The annual audit treats all of the RDA’s funds as a single account. But state law requires that funds generated in an RDA project area be spent within the boundaries of that area, subject to a few narrow exceptions. Therefore, while the total pooled cash of the RDA is characterized by the audit as “unrestricted,” it is, in fact, available only to be spent in the project area where it was generated. The RDA carefully tracks the funds collected by the project area of origin, and treats each project area as a separate and distinct account, ensuring that funds generated from a particular area are expended only within that area. While the RDA’s budget process described above clearly allocates expenditures by project area, the annual audit does not make this distinction, sometimes creating the inaccurate impression that the full cash balances of the RDA could be spent on a single project in a single project area.

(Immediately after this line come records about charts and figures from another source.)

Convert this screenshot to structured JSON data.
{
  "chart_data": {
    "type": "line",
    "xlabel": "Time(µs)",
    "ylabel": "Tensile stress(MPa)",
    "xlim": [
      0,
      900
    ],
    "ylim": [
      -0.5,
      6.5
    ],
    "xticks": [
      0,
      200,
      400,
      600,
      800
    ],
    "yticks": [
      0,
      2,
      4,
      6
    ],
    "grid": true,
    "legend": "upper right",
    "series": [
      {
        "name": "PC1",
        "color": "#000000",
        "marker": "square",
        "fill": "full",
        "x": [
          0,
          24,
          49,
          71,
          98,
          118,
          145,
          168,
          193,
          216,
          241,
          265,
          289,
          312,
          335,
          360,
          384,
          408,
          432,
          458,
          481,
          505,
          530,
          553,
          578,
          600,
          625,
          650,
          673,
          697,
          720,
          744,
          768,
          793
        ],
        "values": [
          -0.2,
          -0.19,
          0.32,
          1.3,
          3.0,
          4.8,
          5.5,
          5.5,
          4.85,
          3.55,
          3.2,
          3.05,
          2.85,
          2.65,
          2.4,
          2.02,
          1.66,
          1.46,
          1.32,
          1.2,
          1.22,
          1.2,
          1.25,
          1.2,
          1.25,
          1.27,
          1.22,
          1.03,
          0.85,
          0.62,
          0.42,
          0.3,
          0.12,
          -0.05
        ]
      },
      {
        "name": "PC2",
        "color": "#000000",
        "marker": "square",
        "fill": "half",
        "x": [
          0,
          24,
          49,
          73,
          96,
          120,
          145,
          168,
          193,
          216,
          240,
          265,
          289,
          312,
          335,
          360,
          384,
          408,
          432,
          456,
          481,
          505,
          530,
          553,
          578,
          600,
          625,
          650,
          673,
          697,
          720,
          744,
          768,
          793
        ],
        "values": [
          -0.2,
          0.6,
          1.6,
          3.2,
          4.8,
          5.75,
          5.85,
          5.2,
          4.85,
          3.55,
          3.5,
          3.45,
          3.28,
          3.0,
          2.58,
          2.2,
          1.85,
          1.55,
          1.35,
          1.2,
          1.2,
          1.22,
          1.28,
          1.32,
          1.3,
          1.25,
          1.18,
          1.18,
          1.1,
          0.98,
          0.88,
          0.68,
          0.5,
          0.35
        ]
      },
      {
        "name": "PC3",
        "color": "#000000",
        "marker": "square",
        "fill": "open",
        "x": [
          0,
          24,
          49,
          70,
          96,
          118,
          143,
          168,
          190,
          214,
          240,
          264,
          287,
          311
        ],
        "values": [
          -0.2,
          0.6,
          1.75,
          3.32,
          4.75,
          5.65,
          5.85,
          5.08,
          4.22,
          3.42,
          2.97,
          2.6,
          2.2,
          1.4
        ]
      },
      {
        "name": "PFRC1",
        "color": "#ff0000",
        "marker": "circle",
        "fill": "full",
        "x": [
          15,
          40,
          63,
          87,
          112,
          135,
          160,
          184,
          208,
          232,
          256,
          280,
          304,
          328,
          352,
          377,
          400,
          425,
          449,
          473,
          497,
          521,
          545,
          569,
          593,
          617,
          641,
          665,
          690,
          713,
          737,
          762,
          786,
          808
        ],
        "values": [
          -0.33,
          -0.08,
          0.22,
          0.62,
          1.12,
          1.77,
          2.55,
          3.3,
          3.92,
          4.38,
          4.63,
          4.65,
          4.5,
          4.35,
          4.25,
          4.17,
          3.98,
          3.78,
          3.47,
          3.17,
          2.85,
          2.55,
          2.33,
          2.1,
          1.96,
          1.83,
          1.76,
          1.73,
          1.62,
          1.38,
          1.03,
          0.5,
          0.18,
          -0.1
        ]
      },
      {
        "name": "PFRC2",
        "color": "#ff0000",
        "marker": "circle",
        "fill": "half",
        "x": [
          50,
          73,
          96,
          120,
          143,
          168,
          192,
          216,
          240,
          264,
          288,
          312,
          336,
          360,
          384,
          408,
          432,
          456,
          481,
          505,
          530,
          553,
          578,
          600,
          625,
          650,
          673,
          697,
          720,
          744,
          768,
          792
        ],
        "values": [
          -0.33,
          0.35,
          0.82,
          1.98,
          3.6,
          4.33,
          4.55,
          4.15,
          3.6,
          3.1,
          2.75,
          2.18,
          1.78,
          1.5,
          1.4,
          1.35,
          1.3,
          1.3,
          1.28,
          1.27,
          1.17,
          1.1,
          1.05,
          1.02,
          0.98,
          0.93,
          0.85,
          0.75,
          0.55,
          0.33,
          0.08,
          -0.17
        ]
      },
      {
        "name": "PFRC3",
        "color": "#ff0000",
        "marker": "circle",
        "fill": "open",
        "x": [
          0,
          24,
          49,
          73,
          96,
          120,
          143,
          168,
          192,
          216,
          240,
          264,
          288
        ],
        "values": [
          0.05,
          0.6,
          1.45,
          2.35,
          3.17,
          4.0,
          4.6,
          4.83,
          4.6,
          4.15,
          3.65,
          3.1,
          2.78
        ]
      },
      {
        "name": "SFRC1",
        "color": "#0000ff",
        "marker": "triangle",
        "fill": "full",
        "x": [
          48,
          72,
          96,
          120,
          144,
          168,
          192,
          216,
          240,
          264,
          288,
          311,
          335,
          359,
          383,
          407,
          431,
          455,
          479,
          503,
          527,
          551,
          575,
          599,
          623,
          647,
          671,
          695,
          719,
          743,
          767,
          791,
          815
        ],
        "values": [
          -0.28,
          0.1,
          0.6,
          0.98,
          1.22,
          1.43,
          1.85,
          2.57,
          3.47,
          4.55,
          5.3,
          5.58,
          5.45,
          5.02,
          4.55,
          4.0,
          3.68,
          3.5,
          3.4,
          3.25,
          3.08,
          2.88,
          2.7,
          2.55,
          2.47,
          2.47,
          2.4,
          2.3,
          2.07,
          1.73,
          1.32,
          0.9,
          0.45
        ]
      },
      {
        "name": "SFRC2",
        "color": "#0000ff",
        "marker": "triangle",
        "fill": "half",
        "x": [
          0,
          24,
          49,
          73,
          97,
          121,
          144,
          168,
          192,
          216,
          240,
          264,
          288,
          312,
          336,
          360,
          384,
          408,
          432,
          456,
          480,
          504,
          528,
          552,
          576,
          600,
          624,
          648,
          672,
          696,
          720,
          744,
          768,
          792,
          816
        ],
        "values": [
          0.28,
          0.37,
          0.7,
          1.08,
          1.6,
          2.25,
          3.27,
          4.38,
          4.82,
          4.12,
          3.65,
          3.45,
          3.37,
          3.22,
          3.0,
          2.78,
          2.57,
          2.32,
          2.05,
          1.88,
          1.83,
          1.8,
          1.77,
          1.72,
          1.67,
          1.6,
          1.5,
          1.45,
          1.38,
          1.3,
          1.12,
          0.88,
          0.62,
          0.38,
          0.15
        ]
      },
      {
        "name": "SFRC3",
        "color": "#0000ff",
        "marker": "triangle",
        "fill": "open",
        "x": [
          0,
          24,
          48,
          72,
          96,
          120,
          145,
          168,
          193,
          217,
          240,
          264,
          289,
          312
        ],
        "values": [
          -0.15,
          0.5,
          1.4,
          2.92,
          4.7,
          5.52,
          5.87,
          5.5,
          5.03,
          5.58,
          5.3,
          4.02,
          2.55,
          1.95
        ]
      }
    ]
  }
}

Another detail that is not articulated in the annual audit is the RDA’s practice of budgeting funds for large projects over time, and then paying cash for the projects when sufficient funds are accumulated to proceed. This savings-based, or cash-based approach is very conservative, and enables the RDA to tackle large infrastructure projects without having to assume debt. Because tax increment proceeds are often viewed by banks as unpredictable, borrowing against future revenues is often not possible, and, even if possible, loans are not offered on favorable terms. Therefore, the RDA’s established practice and policy is to allocate funds as available a little at a time.
This process of accumulating funds for a project often leads to large cash balances in RDA accounts. A good example is the repair and renovation of the Gallivan Utah Center. Beginning in the early 2000s, the RDA anticipated that in approximately 2008-2010, the RDA would need to undertake significant repairs and renovations to the Gallivan Utah Center. Beginning in 2006, the RDA Board allocated funds each year to be saved for that renovation project, ultimately accumulating the more than $7 million needed to complete the design and construction. Those funds were always characterized by the audit as “unrestricted cash.” Again, the saved amounts could technically be allocated by the Board for some other use, but doing so would reduce or eliminate the funds needed for the renovation and repair project.